With his brother among the others.
Matt had told Noah before the ceremony that it wouldn’t be possible. That there would be other people who had known Boyd longer, and would want to share years of memories and deeper relationships. Also, Noah fancies himself an orator and has never turned down an opportunity to dominate a microphone. Matt was afraid he would meander. The fear is founded. You know, genetics. But I felt the Lord prompting me. Once I recognized what Noah was mouthing across the aisle, I nodded. Up he sprang to the podium like he’d been loosed from a trap.
“I didn’t know Mr. Boyd very long,” he began.
Matt wheeled around to look at me. I leaned forward.
“Just let him speak,” I whispered. “He loved Boyd, too.”
Noah continued, “But I worked for him at his tree farm. And He was the kindest person I have ever met. He was so generous, and would give you anything, and he was larger than life.”
His widow turned to face me, teary-eyed and smiling.
Noah once again, had risen to the occasion.
Now, Matt still had to give him the “wrap it up” hand signal. But Noah’s feelings were no less true because of a little rambling. Friends of ours were weeping and laughing at the same time. And when Noah sat down, they applauded.

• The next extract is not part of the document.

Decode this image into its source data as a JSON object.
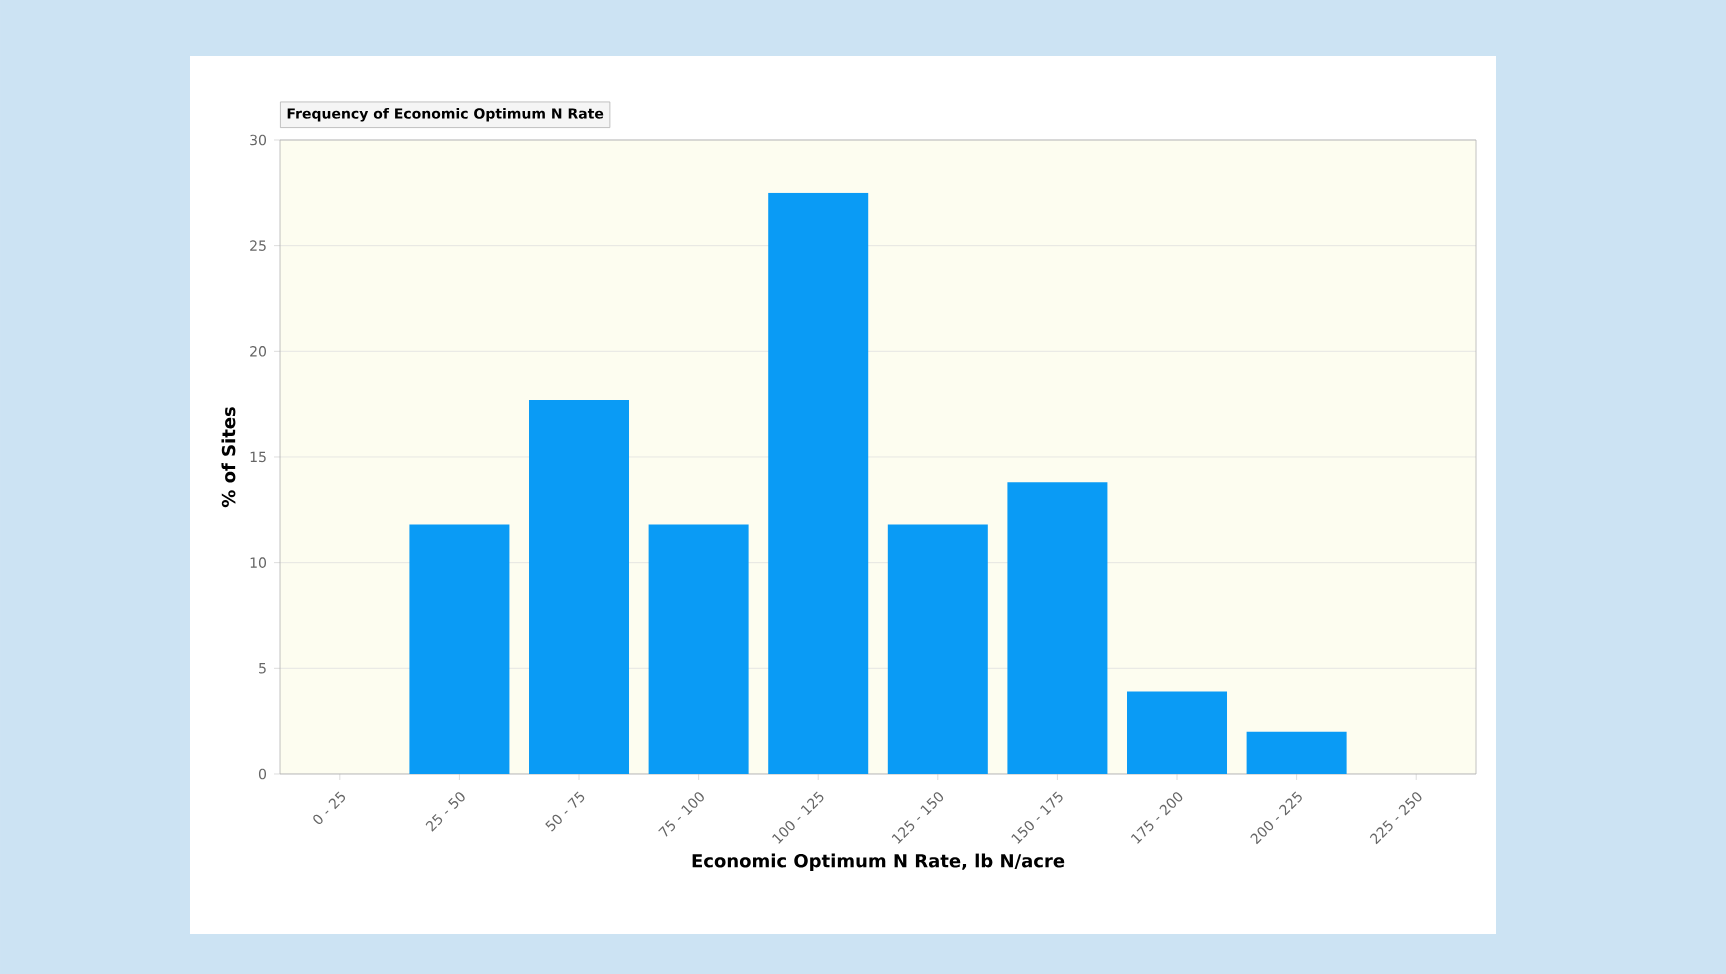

So of course Jesse wanted to speak.
Jesse, also on the autism spectrum, and normally the more verbal of my boys, with a hint of a lisp and dimples like curves stepped to the podium with a face streaming with tears. Boyd’s son Brandon knelt down next to him so that Jesse could reach the mic, and laid a hand fondly on Jesse’s back.
Jesse spoke very little, except to choke through his tears, “I loved Mr. Boyd very much, and he was very kind, and very nice, and he was very, very tall.”
Which made all of us, and Boyd I’m sure from his vantage in Glory, laugh out loud.